TIFF tempest in a theatre, or Waiting 127 min. for 127 Hours

 James Franco stars 127 Hours, Danny Boyle's anticipated follow-up to the indie blockbuster Slumdog Millionaire. (TIFF)


By Jessica Wong, CBC News

Jessica Wong

With queues, nothing gets one's blood boiling more than line-jumpers. So when a projection snafu leapfrogged hundreds of exasperated public TIFF-goers in front of hundreds of equally exasperated media and industry TIFF-goers, you can imagine the fireworks.

An issue with the Roy Thomson Hall projector left Saturday's 1:30 p.m. gala audience unable to see the subtitles for Guillaume Canet's drama Little White Lies. The TIFF powers-that-be decided to halt the proceedings and move the audience to one of the large cinemas nearby at the Scotiabank Theatre.

Problem: the one they chose already had a massive and unruly queue outside it. Snaking around the concessions area were hundreds of P&I folk awaiting the 2:45 p.m. screening of Oscar-winner Danny Boyle's buzz-worthy 127 Hours. They were already frustrated because the start time had been delayed 30 minutes.

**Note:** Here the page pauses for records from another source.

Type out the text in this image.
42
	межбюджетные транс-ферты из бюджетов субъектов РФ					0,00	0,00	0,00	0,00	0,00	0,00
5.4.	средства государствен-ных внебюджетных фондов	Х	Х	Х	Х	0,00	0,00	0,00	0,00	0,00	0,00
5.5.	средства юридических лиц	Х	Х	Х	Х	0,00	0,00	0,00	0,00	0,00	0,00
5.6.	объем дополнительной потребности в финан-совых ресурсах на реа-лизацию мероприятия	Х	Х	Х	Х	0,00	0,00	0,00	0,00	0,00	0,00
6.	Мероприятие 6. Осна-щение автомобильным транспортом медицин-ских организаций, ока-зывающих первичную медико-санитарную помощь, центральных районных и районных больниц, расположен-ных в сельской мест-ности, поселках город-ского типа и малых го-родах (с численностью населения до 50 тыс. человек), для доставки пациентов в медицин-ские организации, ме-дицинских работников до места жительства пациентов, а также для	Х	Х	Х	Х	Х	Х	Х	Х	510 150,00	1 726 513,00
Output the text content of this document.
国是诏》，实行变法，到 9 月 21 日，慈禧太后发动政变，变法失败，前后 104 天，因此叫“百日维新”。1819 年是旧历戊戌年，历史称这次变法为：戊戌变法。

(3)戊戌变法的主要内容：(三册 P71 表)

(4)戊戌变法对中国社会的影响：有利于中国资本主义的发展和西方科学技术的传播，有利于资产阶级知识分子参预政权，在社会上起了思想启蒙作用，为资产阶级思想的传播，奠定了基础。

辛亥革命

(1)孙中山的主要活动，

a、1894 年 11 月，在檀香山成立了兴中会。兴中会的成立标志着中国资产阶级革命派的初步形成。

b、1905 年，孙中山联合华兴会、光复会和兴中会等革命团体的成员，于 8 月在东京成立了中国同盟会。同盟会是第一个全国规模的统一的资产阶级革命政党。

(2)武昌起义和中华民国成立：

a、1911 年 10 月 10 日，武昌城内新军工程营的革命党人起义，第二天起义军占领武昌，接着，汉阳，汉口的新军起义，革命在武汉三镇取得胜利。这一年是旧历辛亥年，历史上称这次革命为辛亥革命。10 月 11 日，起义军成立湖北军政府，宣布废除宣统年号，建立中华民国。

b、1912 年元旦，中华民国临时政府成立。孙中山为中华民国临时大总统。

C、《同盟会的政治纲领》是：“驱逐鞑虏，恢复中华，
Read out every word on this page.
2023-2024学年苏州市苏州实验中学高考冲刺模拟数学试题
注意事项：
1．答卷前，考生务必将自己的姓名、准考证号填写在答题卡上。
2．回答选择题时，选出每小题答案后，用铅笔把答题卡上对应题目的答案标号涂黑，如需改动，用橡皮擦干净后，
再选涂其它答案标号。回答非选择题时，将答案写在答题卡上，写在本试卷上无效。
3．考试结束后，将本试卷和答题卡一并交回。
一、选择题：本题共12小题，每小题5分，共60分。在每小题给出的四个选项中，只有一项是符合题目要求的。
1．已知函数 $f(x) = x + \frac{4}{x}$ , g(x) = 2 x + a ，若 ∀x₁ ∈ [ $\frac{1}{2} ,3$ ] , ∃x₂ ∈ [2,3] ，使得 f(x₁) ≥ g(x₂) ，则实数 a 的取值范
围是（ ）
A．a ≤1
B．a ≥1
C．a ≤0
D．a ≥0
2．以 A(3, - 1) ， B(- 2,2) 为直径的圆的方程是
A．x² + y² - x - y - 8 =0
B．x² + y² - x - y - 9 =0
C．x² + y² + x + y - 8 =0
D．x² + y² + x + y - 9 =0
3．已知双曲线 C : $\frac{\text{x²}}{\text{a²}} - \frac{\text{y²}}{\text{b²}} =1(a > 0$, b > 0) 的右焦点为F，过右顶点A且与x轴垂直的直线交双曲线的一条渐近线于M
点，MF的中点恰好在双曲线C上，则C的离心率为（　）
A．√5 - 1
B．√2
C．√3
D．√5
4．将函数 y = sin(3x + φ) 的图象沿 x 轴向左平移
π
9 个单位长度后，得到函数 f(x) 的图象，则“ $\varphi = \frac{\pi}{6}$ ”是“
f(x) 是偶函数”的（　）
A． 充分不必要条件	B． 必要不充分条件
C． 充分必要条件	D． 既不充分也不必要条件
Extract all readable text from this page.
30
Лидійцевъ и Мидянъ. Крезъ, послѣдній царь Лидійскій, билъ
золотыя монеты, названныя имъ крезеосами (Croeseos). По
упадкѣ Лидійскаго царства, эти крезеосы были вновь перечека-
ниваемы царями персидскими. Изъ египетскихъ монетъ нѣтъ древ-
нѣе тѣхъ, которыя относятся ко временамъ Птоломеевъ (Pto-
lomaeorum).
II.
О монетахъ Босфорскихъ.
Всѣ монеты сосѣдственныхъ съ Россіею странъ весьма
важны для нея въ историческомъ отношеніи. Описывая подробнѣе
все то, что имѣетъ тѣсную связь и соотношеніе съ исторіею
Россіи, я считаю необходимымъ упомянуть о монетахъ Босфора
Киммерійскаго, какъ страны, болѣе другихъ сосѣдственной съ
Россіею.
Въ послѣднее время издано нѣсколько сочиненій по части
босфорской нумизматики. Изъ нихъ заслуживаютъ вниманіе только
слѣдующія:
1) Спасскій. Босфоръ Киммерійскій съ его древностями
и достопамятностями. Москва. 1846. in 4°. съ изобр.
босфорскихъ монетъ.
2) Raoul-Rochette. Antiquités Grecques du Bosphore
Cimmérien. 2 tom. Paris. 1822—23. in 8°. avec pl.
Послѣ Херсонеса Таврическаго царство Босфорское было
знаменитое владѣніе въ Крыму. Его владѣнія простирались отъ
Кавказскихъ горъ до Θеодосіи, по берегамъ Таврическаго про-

Stir in a surfeit of queue-jumpers "joining" friends in line (FYI Brian D. Johnson, people recognized you), a serious lack of volunteers to maintain order and a general failure to communicate with the masses and the result was predictable: vicious shouting matches, defeated-looking theatre staff and many loud and dramatic pronouncements that this was TIFF's biggest debacle ever.

"If they had just told us -- I had a back-up movie -- I could have made it," raged one P&I attendee. "My day is f---ed now!"

Danny BoyleDanny Boyle, seen at TIFF in 2008, arrived to apologize for the delayed screening.(Frank Gunn/Canadian Press)

Eventually, 127 Hours was moved to one of the Scotiabank's smaller cinemas, with two back-to-back screenings scheduled. (This lucky reporter -- who teamed up with an intrepid fellow Torontonian, two plucky New Yorkers and a zen Dutchman -- managed to land in the first group thanks to a frazzled, but level-headed theatre manager).

The approximately 320 cinephiles in the initial batch were also treated to Boyle himself bounding up to the screen to apologize for the delay (plus no pre-film sponsor announcements).

"It was not to create a siege mentality among you," Boyle joked as he explained what had happened.

That the snafu ultimately left many media and industry folks waiting about 127 minutes to watch his film (which finally started just after 4 p.m.) was not unnoticed by the peppy Brit.

"I look forward to all your 127 Hours jokes," he quipped, "and assure you that the movie is just 90 minutes long."

"Well," mused one audience member, "we'll always have this experience. It's like 'We'll always have Paris.'"

And the movie? I thoroughly enjoyed it, but especially after the exciting exploits before the show.